In this corner of Ethiopia all the volcanic activity produces hot pots, boiling sulphur water and startlingly colorful pools. Not that a soak in a hot springs is on the agenda; unlike at home serious heat is the norm here and a cool pond would be more welcome. The Danakil is said to be the hottest place on Earth; temperatures regularly reach over 50c – that’s about 122f, if you don’t have Goggle open. November is the “cooler” month; there is a breeze to evaporate sweat, plenty of water to drink, and all in all it is not so uncomfortable for us tourists.
It is in this stifling heat that hominids evolved with a cooling system unique in the animal world and it started with rising up on two legs. Standing up gave us the advantage needed to become the most important mammal species on the planet. We don’t know the details – there’s that pesky 11 million years missing in the fossil record between an arboreal primate and an upright striding hominid – but we do know our cooling system works. Near Danakil in the hellishly hot Harar region Dr. Johanson discovered the famous Lucy fossil, she who stood on her two legs three million+ years ago. Her upright stance kept the sun’s radiation to a minimum and exposed more of her body to the cooling breeze offering her the opportunity to forage in the day’s heat while predators languished in the shade. Subsequent evolutionary adaptations gave us different hair – we have as many hairs as chimpanzee do, but ours are short and fine. They don’t inhibit sweat from reaching the surface where the breeze will cool us. Humans can survive in this cruel landscape but I wouldn’t want to do it naked like Lucy.
In the very early morning light we arrive at the Colorful Place, a fairly recently formed sulphur springs area. Quite small compared to the size of Yellowstone, these pools and yellow/green/orange colored rocks are far more accessible. Or maybe it is just that there is no authority in the area, you are allowed to tramp around and get close. Guards motion people away from known dangers but there are no signs, no barriers and no warnings. Like a lot of Africa, you are responsible for yourself. The morning light is picture perfect and more than one person said “I can’t stop taking photos!” – it is that spectacular. With no preamble the guides lead us to what appears to be another hot pot, bubbles popping up and spreading slowly about the 20ft square pool. But then the guides reach their hands into the pool – how crazy is that! The pool isn’t filled with water, it is full of oil. Magnesium in the rocks mixed with who knows what else has created a pool of warm light oil. It runs nearly clear off our hands; some people fill bottles with it and we rub it on our wind-dried legs. I want to jump in, it is so amazing. I hope we don’t come back here one day and find an expensive spa at this magical pool.

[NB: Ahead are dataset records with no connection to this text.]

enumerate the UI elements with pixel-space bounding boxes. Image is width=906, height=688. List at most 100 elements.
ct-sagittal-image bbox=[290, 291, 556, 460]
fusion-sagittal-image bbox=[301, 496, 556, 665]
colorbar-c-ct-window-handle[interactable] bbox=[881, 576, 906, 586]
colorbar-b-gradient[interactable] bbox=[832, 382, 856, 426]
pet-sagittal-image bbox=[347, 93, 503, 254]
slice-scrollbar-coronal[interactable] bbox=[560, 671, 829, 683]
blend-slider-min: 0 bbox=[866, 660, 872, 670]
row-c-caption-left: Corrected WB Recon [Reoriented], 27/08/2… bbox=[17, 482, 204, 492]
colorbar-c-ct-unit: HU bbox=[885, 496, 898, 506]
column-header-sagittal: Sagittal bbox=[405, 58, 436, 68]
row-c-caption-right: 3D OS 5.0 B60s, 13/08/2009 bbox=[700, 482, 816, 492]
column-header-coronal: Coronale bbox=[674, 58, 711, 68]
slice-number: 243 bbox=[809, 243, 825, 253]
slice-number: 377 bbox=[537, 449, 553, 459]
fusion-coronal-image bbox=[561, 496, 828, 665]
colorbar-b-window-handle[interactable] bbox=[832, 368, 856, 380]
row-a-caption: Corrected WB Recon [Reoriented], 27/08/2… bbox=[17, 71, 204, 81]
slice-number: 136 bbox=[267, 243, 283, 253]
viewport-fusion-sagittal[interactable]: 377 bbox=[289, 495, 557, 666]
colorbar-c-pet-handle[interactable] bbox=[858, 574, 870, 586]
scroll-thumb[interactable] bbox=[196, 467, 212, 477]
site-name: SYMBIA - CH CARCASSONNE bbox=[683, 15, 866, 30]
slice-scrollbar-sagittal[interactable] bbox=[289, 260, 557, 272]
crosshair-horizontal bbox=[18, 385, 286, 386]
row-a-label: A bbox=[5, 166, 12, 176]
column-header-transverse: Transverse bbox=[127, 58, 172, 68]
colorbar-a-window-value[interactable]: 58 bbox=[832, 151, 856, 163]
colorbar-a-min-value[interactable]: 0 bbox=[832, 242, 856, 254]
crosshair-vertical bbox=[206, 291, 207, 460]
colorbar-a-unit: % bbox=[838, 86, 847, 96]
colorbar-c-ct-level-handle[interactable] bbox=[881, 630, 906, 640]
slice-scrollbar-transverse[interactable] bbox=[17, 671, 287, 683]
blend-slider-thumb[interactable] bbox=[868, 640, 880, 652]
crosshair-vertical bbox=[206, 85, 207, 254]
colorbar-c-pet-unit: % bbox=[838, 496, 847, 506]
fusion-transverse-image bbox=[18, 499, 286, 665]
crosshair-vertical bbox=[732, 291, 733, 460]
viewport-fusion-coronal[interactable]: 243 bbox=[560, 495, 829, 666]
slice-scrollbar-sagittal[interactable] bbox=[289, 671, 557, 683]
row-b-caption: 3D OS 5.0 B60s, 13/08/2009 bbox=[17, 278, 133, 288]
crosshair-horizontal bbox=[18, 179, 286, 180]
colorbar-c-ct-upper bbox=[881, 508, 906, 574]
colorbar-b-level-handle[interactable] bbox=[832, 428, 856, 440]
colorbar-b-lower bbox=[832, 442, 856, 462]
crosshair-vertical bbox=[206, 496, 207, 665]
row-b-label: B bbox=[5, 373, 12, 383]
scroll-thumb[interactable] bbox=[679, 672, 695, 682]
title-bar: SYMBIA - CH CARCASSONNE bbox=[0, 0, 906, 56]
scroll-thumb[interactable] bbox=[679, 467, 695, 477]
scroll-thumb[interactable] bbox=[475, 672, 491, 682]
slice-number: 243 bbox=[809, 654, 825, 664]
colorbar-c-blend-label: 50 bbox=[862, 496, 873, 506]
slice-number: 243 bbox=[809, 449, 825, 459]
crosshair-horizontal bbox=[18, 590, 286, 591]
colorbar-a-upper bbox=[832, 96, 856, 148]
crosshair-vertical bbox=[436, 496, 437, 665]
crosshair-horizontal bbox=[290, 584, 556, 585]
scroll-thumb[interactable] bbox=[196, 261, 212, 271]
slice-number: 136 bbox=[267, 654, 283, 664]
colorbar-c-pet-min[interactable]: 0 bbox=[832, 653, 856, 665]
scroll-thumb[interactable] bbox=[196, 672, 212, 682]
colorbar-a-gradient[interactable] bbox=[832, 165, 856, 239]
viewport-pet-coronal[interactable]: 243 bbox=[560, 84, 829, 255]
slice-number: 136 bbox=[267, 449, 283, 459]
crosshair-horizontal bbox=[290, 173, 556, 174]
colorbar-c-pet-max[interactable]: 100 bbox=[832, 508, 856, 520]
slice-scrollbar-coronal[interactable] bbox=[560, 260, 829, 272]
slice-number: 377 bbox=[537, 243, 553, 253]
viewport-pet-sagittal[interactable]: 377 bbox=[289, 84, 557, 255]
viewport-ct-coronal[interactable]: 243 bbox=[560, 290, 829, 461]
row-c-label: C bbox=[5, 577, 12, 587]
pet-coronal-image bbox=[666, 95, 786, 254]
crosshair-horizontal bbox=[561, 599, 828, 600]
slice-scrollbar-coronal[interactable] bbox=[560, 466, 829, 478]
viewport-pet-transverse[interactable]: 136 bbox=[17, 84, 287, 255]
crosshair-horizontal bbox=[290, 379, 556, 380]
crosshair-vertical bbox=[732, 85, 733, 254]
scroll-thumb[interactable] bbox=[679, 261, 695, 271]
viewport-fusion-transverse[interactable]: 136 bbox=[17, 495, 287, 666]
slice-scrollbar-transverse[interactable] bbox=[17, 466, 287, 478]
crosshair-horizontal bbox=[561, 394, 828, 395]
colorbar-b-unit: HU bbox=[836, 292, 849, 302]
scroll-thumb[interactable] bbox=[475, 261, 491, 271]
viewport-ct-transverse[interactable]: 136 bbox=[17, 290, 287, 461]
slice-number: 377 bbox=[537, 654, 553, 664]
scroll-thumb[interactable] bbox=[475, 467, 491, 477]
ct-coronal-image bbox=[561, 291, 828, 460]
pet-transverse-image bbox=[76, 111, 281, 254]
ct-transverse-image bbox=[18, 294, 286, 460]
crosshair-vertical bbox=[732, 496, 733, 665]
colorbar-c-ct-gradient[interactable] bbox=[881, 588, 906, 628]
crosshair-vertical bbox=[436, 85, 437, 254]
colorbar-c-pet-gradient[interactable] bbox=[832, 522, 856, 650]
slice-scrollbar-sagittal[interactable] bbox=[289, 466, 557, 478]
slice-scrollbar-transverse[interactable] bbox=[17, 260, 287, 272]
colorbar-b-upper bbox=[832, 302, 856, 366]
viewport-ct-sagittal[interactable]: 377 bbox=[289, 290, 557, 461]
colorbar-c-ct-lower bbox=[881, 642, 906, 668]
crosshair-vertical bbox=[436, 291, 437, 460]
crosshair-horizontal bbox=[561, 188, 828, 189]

Salt used in laser technologies is mined here using archaic but common techniques. Long camel caravans travel days across the desert carrying blocks of salt carved right from the ground, then they return for more. Salt is mined in likely the most arduous and lowest paying work in the country. Men chop a sizable section from the salt pan using axes then they pry it up using a long beveled pole polished smooth with use. A special tool is used to break up the big section into the correct size block (about five kilograms); blocks are stacked up to be loaded on the camels and on it goes. The men are whippet-thin, wearing sunglasses and colorful socks to protect from the constant exposure to the element. As we are leaving the breeze became a wind and sand begins to fill the air. The relatively comfortable conditions decline rapidly. We were fortunate to have seen this place so easily but the salt miners will stay through any circumstance and as our guide Haile said, they never complain. The camels do, they bawl and honk and spit, but as a beast of burden in this unforgiving place they are unsurpassed.